La vengeance du concombre masqué

On ne peut plus se fier à personne et encore moins à un légume fut-il aussi sympathique et avenant que le concombre. Celui en qui j’avais toute confiance depuis mes lectures assidues des aventures du héros de Mandryka dans Pif Gadget m’a trahie honteusement. Et il n’est pas le seul.

Une bactérie au numéro de série américaine apocalyptique O104:H4 se cache dans les aliments qui m’avaient été décrits comme les meilleurs amis des régimes que je n’ai jamais suivis. C’est une pure catastrophe gastronomique et diététique naturelle.

En Europe, cette ignoble bestiole a plus de trente morts sur sa conscience bactériologique.

30 !

Arg !

C’est plus que tous les membres de ma famille réunis pour le réveillon de Noël. Une famille entière décimée par une toute petite bactérie, c’est horrible !

30 personnes ! Sur une population de plus de 500 millions d’habitants !

C’est un génocide !

C’est la fin du monde !

Maintenant, chaque fois que j’ouvre le frigo j’ai l’impression d’ouvrir les portes de l’enfer et lorsque je marche dans les rayons de mon petit supermarché, j’ai la sensation d’entrer dans un champ de mines.

Un vraiment dangereux, pas comme ceux du Vietnam de Chuck Norris.

Avec l’information en continu que je reçois sans demander sur toutes les choses qui seraient bonnes, mauvaises, cancéreuses, anticancéreuses, cholestéreuses ou non, trop grasses ou trop maigres, mortelles ou régénérantes, je ne sais plus ce que je peux ou dois manger. À chaque spécialiste spécialisé, un nouveau régime révolutionnaire. À chaque changement de saison, un nouveau microbe assassin.

C’est à en perdre la tête, éventuellement du poids, alors que je veux juste manger à ma faim.

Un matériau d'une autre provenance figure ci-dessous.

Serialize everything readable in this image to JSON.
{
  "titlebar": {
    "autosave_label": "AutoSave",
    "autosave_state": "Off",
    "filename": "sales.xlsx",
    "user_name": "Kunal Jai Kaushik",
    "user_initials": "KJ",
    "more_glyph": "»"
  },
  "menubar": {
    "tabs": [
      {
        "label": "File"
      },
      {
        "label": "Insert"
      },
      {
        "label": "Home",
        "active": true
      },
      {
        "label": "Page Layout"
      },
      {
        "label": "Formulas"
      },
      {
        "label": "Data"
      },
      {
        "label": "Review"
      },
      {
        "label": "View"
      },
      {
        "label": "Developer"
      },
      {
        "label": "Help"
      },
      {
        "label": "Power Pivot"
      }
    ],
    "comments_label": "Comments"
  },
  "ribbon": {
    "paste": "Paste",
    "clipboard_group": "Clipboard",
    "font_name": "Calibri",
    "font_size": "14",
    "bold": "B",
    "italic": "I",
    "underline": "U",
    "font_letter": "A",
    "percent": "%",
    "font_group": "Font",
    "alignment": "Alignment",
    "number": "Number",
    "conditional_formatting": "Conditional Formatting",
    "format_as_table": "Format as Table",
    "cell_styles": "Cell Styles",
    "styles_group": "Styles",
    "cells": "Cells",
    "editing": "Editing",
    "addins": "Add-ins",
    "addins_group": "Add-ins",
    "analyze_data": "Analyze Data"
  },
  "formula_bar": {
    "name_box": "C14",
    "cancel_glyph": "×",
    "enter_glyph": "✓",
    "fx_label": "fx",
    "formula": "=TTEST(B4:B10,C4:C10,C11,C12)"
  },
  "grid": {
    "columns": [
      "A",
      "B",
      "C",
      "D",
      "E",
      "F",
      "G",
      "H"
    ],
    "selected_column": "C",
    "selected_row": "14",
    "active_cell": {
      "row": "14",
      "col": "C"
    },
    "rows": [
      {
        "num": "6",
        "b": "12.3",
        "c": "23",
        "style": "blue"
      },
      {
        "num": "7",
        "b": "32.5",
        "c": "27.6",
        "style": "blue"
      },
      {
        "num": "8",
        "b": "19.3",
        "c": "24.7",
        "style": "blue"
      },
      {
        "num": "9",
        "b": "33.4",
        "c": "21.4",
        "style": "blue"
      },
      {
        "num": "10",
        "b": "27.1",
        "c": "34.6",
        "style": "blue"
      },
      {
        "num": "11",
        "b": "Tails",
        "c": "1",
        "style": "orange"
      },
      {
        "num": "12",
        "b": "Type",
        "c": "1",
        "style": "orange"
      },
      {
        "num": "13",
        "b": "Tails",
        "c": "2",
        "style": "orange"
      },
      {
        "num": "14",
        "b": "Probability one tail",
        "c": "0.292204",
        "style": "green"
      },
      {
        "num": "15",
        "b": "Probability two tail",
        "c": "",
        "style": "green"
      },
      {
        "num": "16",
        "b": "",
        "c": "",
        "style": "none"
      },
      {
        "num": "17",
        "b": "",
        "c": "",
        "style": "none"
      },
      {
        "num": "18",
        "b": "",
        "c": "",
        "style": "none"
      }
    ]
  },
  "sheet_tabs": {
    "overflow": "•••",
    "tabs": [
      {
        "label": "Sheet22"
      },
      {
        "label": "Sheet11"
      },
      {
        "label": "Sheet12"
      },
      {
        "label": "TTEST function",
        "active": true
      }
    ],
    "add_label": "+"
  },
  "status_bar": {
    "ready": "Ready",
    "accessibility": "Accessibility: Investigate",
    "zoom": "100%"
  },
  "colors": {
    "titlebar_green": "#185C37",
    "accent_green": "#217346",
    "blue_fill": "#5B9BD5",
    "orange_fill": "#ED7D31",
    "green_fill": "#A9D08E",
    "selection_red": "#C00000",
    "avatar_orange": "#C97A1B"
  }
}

Au fond, ma vie et la cuisine étaient bien plus simples quand je ne savais rien. Aujourd’hui, je suis mieux informée et je suis certainement en meilleure santé que ma grand-mère au même âge, mais qu’est-ce que je me sens stressée. Faire un repas pour mes enfants est plus angoissant que de leur faire traverser la rue les yeux bandés. Avec 30 enfants fauchés chaque année par des voitures sur les trottoirs français, il y a bien des parents qui ont dû essayer par désespoir. Heureusement que les Hommes ne conduisent pas des concombres, cela serait la panique dans les rues de nos jolis villes et villages fleuris.

Nos grands-parents étaient ignorants de ce qui pouvait bien se passer à 100 km de chez eux, ils n’avaient pas de téléphone portable, la télé par le câble ou le satellite et Internet, mais au moins, ils mouraient plus jeunes dans l’insouciance heureuse la plus complète. Il est vrai aussi qu’ils savaient cultiver leur jardin.

Moi, je dois vivre en sachant que des gens meurent à cause de notre nourriture aseptisée alors qu’ailleurs, loin de la douce France, d’autres personnes inconscientes de la menace qui se cache dans nos bacs à légumes nous envient nos problèmes de poids et nos salles de bains.

Je sais aussi qu’il y a un homme important de France qui pourrit dans une geôle américaine cinq étoiles de Manhattan en attendant son jugement soutenu par sa sainte épouse et que chaque année en RDC, 400 000 femmes sont violées et que leurs agresseurs ne seront jamais jugés.

Bon, la probabilité pour que je me rende en RDC, est bien moins grande que celle de manger un concombre vu que je ne sais pas ce que veux dire RDC et que je n’ai aucune idée de l’endroit où cela se trouve. Sûrement en Afrique, là où les populations qui n’ont pas voulu de notre civilisation schizophrène et paranoïaque se font la guerre en permanence sans se demander si je ne vais pas prendre un risque inouï en faisant une salade.

Assiette piégée et insouciance perdue me restent sur l’estomac. Je vais me faire une diète de cassoulet et de mousse au chocolat et cela ira mieux.

Après tout, ce n’est pas un concombre qui va me gâcher mes vacances, j’ai déjà assez de soucis avec mon maillot.